当事務所では、相続人の調査から遺産の調査と評価額の検討までワンストップでお受けして、確実な相続手続をサポートいたします。
紛争時の対応
①遺産分割調停・審判
遺産分割は相続人全員の合意により解決することが理想ですが、相続人間で意見が対立し、当事者同士では話し合いが進まないケースも少なくありません。このような場合は、家庭裁判所に「遺産分割調停」を申し立て、調停委員を介して話し合いを進めることが考えられます。遺産分割調停でも合意できない場合、手続は「審判」に移行し、裁判所が遺産の分割方法を決定することになります。
ただし、遺産分割調停が可能なのは、遺産の範囲に争いがないケースだけですので、遺言の無効を争っている場合や遺産の範囲に争いがある場合は、先に民事裁判(民事訴訟)でその争点に決着をつけてから遺産分割を行う必要があります。
②遺留分侵害
配偶者と直系尊属である相続人には「遺留分」があり、遺言によっても奪えない最低限の取り分が認められています(兄弟姉妹には遺留分は認められていません。)。被相続人となる方は、ご自身の財産を遺言などで自由に処分できるのが原則で特定の相続人だけに財産を渡すことが可能ですが、その他の相続人の遺留分の部分については自由な処分が制限されているということです。
遺言書で特定の相続人にだけ財産を相続させることになっている場合や、生前贈与がある場合には、それが相続人の遺留分侵害していることがあります。この場合、遺留分を侵害された相続人は、遺留分侵害額請求により遺留分相当額の金銭を請求することができます。

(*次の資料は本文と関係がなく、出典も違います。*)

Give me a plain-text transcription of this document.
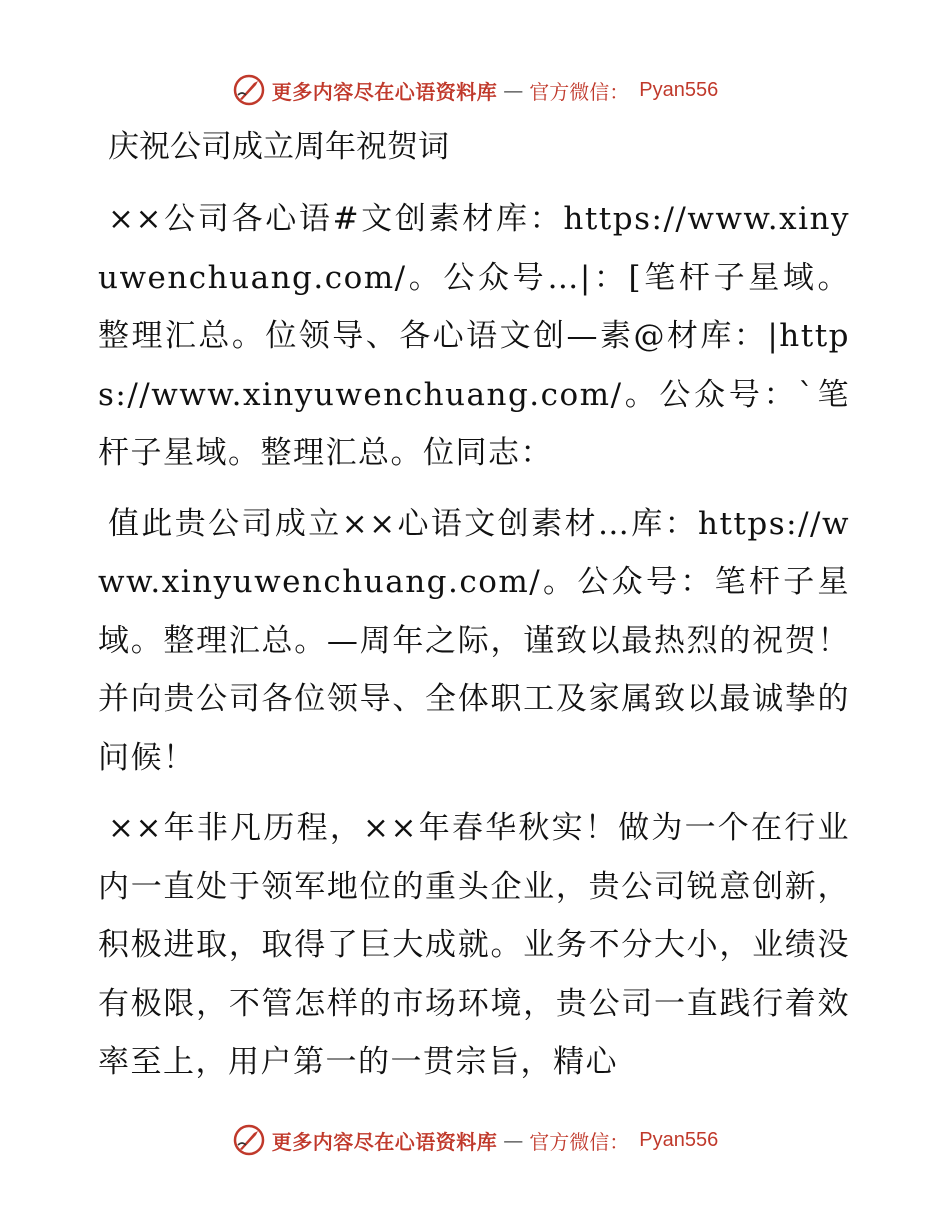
更多内容尽在心语资料库 — 官方微信： Pyan556
庆祝公司成立周年祝贺词

××公司各心语#文创素材库：https://www.xinyuwenchuang.com/。公众号…|：[笔杆子星域。整理汇总。位领导、各心语文创—素@材库：|https://www.xinyuwenchuang.com/。公众号：`笔杆子星域。整理汇总。位同志：

值此贵公司成立××心语文创素材…库：https://www.xinyuwenchuang.com/。公众号：笔杆子星域。整理汇总。—周年之际，谨致以最热烈的祝贺！并向贵公司各位领导、全体职工及家属致以最诚挚的问候！

××年非凡历程，××年春华秋实！做为一个在行业内一直处于领军地位的重头企业，贵公司锐意创新，积极进取，取得了巨大成就。业务不分大小，业绩没有极限，不管怎样的市场环境，贵公司一直践行着效率至上，用户第一的一贯宗旨，精心

更多内容尽在心语资料库 — 官方微信： Pyan556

ただし、遺留分侵害額請求権には時効があるため、速やかな財産の調査と対応が必要です。
当事務所では、協議段階からの交渉代理はもちろん、調停・審判手続、遺留分侵害額請求など紛争事案についてもサポートし、ご依頼者様の権利を守ります。
税務調査の対応
「税務調査」とは、簡単にいえば、相続税の申告内容に誤りや申告漏れがないかを税務署が調査する手続です。税務調査はない方がよいですが、課税当局は不動産登記や預金の情報については容易に把握が可能であるため、当然、適切な申告を行うことが必要です。
税務調査で指摘される典型的なものとして、相続財産の申告漏れ(現金、国外財産、家族名義の預金など)、相続財産の財産評価の誤り、債務控除した債務の不存在などがあります。

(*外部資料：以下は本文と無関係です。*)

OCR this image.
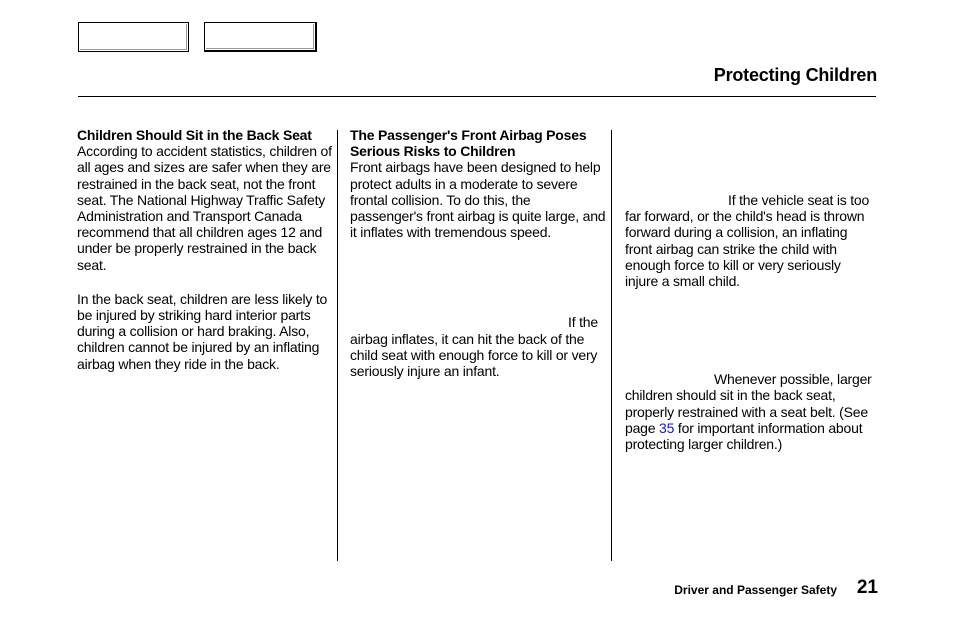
Protecting Children
Children Should Sit in the Back Seat

According to accident statistics, children of all ages and sizes are safer when they are restrained in the back seat, not the front seat. The National Highway Traffic Safety Administration and Transport Canada recommend that all children ages 12 and under be properly restrained in the back seat.

In the back seat, children are less likely to be injured by striking hard interior parts during a collision or hard braking. Also, children cannot be injured by an inflating airbag when they ride in the back.

The Passenger's Front Airbag Poses Serious Risks to Children

Front airbags have been designed to help protect adults in a moderate to severe frontal collision. To do this, the passenger's front airbag is quite large, and it inflates with tremendous speed.

If the airbag inflates, it can hit the back of the child seat with enough force to kill or very seriously injure an infant.

If the vehicle seat is too far forward, or the child's head is thrown forward during a collision, an inflating front airbag can strike the child with enough force to kill or very seriously injure a small child.

Whenever possible, larger children should sit in the back seat, properly restrained with a seat belt. (See page 35 for important information about protecting larger children.)

Driver and Passenger Safety 21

税務調査はないに越したことはありません。そのためには、やはり相続開始時後の早急かつ適切な財産調査と財産評価が必須です。
当事務所では、税理士と緊密に連携し、課税当局が指摘する事項の妥当性・適法性の検討、税理士として税務調査への立会いなどにも対応しております。また、不当な課税処分に至った場合には、審査請求や訴訟にも対応します。
相続税申告時のアドバイスから税務調査対応まで総合的にサポートできるのが当事務所の強みです。